It seemed like there were a lot of rules I needed to learn in order to achieve the level of success my new friends wanted me to, but I did just fine embracing the collected Parker, ice queen of the pole, all slick latex, hard leather, and sharp corners.

I showed customers my ass, showed them my breasts, danced and whirled and twirled—and swam in cash. That first night I danced on the pole for real—for money, officially—I earned back everything I’d spent on my look and then some. I was flushed with my own success and cheered on by Jake, Sally, Mary, and Babs.

However, I’d already decided what the one thing I’d never show the customers would be.

“You’d be so much prettier if you just smiled, honey,” a customer complained, already pretty well soused by the time he’d requested me to give him a private dance.

“And you’d be much prettier if you didn’t talk,” I told him, wagging a glove-clad finger in his face.

You had to give up some things if you were going to be dancing in front of an audience, I was finding out. You had to be hard on the outside, impervious to whistles, gawks, shouts, and the rare attempt at groping. The bouncer would put a stop to that last behavior as soon as he could muscles the offending party out of the way and march him outside, but you couldn’t let it affect you.

You couldn’t let anyone see it affect you.

And so it made sense that Babs had advised me to always keep one thing out of sight. It was going to be my smile, and with that, the true Parker, the Parker I was deep down. That Parker had let the world nearly defeat her, so the world wasn’t going to see the person I used to be anymore. It was the era of the new Parker, the Parker who made everyone turn their heads, no matter if she was swinging around the pole at the club or walking down the aisles of a grocery store.

Of course, the new Parker did nothing to protect me from my own success, and she did nothing to protect me from Ron.

Chapter 3

 

Parker,

How could you write that to me? There isn’t any kind of “moving on” that I could ever do from you. It’s just not possible for me. I hate even the thought of it.

No, there was never anyone else for me, not at the academy and not here at college. I only love you, and I’ll always wait for you. We were meant to be together. I could tell that from the moment I laid eyes on you, and I know you could, too.

Everything I’ve done has been for you. I hope you understand that. If I do well at school and get a good job, you’ll want for nothing. I can provide everything for you, and you’ll never have to work again—unless you want to.

If you’re lonely—physically lonely—then do what you have to do, Parker. I won’t judge you for it. But I could never betray the feelings I have for you just for some momentary release. It would never be worth it, and it would never be enough.

Some people who spend enough time apart grow apart, but that’s not the case for us. Ours is the real deal. No one can take this away from us, no matter how hard they try. Don’t you remember the lengths the parents went through to keep us from being together?

We’ll be together soon.

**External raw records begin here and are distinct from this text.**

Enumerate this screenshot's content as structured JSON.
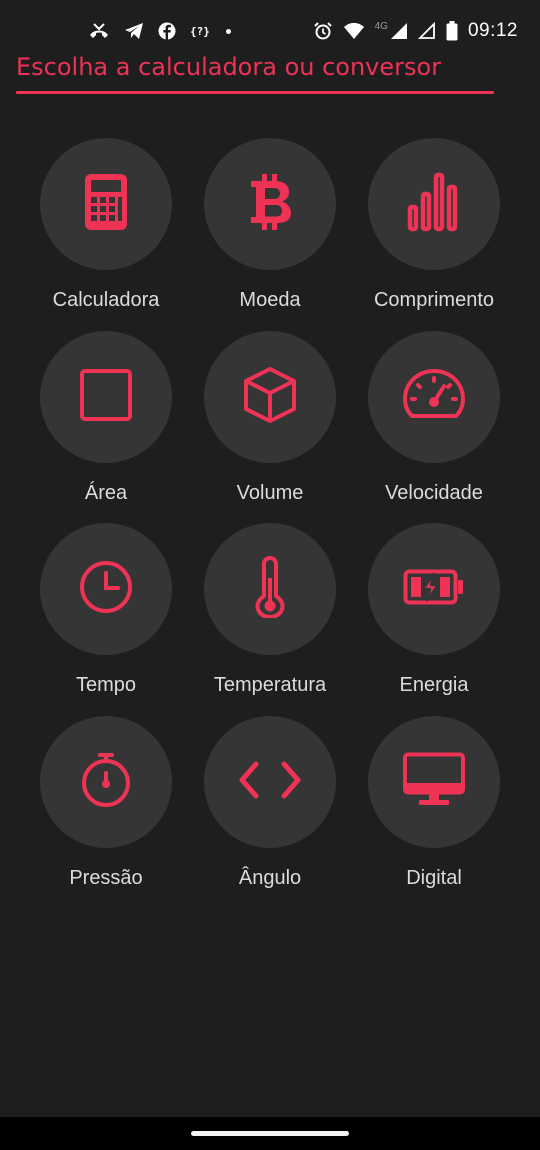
{
  "status_bar": {
    "icons_left": [
      "missed-call-icon",
      "telegram-icon",
      "facebook-icon",
      "json-icon",
      "dot-icon"
    ],
    "json_glyph": "{?}",
    "icons_right": [
      "alarm-icon",
      "wifi-icon",
      "signal-icon",
      "signal-empty-icon",
      "battery-icon"
    ],
    "network_label": "4G",
    "time": "09:12"
  },
  "header": {
    "title": "Escolha a calculadora ou conversor",
    "accent_color": "#ee3355"
  },
  "tiles": [
    {
      "label": "Calculadora",
      "icon": "calculator-icon"
    },
    {
      "label": "Moeda",
      "icon": "bitcoin-icon"
    },
    {
      "label": "Comprimento",
      "icon": "bar-chart-icon"
    },
    {
      "label": "Área",
      "icon": "square-icon"
    },
    {
      "label": "Volume",
      "icon": "cube-icon"
    },
    {
      "label": "Velocidade",
      "icon": "speedometer-icon"
    },
    {
      "label": "Tempo",
      "icon": "clock-icon"
    },
    {
      "label": "Temperatura",
      "icon": "thermometer-icon"
    },
    {
      "label": "Energia",
      "icon": "battery-charging-icon"
    },
    {
      "label": "Pressão",
      "icon": "stopwatch-icon"
    },
    {
      "label": "Ângulo",
      "icon": "angle-brackets-icon"
    },
    {
      "label": "Digital",
      "icon": "monitor-icon"
    }
  ],
  "colors": {
    "background": "#1e1e1e",
    "tile": "#353535",
    "accent": "#ee3355",
    "text": "#dcdcdc"
  }
}
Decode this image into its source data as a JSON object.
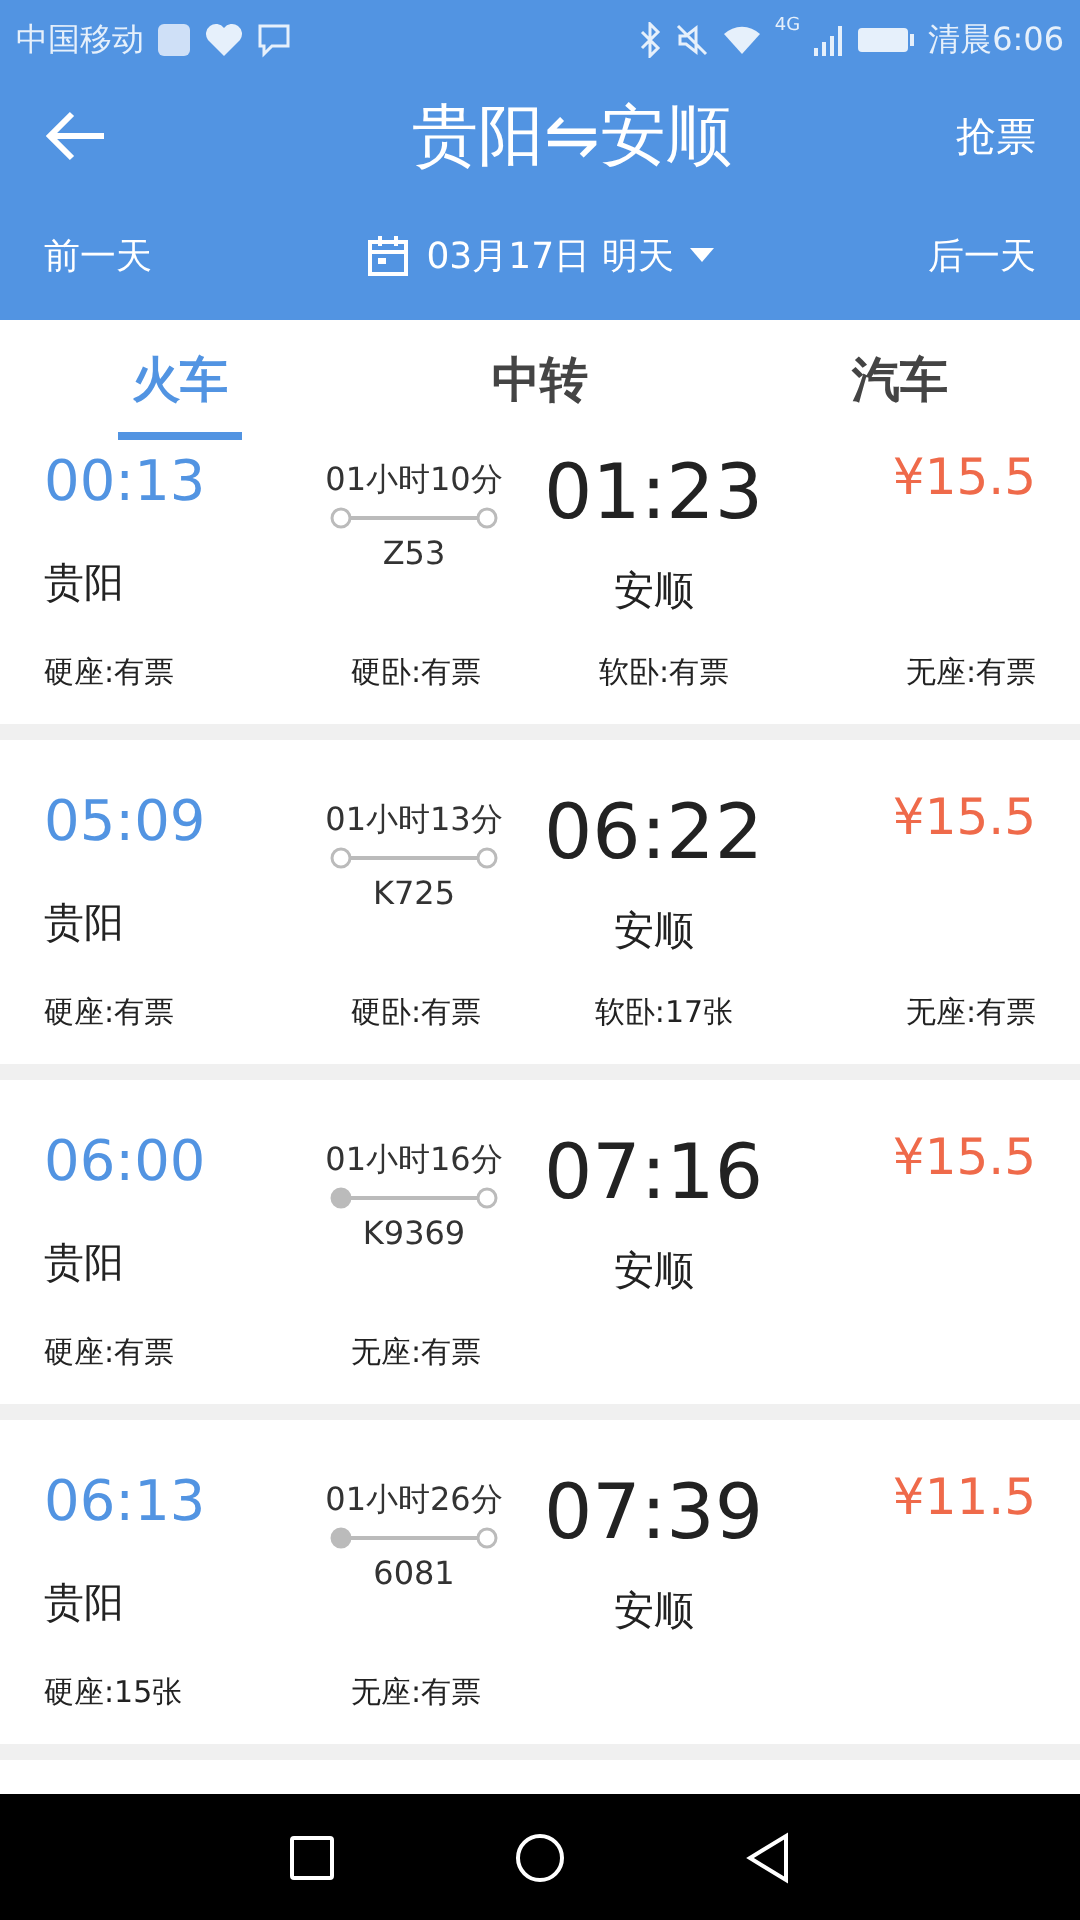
{
  "status_bar": {
    "carrier": "中国移动",
    "network": "4G",
    "time": "清晨6:06"
  },
  "header": {
    "title": "贵阳⇋安顺",
    "action": "抢票",
    "prev_day": "前一天",
    "date": "03月17日 明天",
    "next_day": "后一天"
  },
  "tabs": [
    {
      "label": "火车",
      "selected": true
    },
    {
      "label": "中转",
      "selected": false
    },
    {
      "label": "汽车",
      "selected": false
    }
  ],
  "trains": [
    {
      "depart_time": "00:13",
      "depart_station": "贵阳",
      "duration": "01小时10分",
      "number": "Z53",
      "origin_start": false,
      "arrive_time": "01:23",
      "arrive_station": "安顺",
      "price": "¥15.5",
      "seats": [
        "硬座:有票",
        "硬卧:有票",
        "软卧:有票",
        "无座:有票"
      ]
    },
    {
      "depart_time": "05:09",
      "depart_station": "贵阳",
      "duration": "01小时13分",
      "number": "K725",
      "origin_start": false,
      "arrive_time": "06:22",
      "arrive_station": "安顺",
      "price": "¥15.5",
      "seats": [
        "硬座:有票",
        "硬卧:有票",
        "软卧:17张",
        "无座:有票"
      ]
    },
    {
      "depart_time": "06:00",
      "depart_station": "贵阳",
      "duration": "01小时16分",
      "number": "K9369",
      "origin_start": true,
      "arrive_time": "07:16",
      "arrive_station": "安顺",
      "price": "¥15.5",
      "seats": [
        "硬座:有票",
        "无座:有票"
      ]
    },
    {
      "depart_time": "06:13",
      "depart_station": "贵阳",
      "duration": "01小时26分",
      "number": "6081",
      "origin_start": true,
      "arrive_time": "07:39",
      "arrive_station": "安顺",
      "price": "¥11.5",
      "seats": [
        "硬座:15张",
        "无座:有票"
      ]
    }
  ]
}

Time is nothing.

I love you.

 

By the time I met Ron, I’d settled into the relative groove of professional dancing. I was enjoying earning more money than I’d ever seen in my life, thriving in the spotlight, and the Parker persona I’d worked to cultivate kept the glare from blinding me. I didn’t expect anything out of the world around me, and in return, I was never disappointed. I grew accustomed to netting lots of cash when I worked a shift at the club, but I never expected it. The weight and girth of my wallet each night, straining to remain shut in my purse, was its own delight, each and every close to my shift.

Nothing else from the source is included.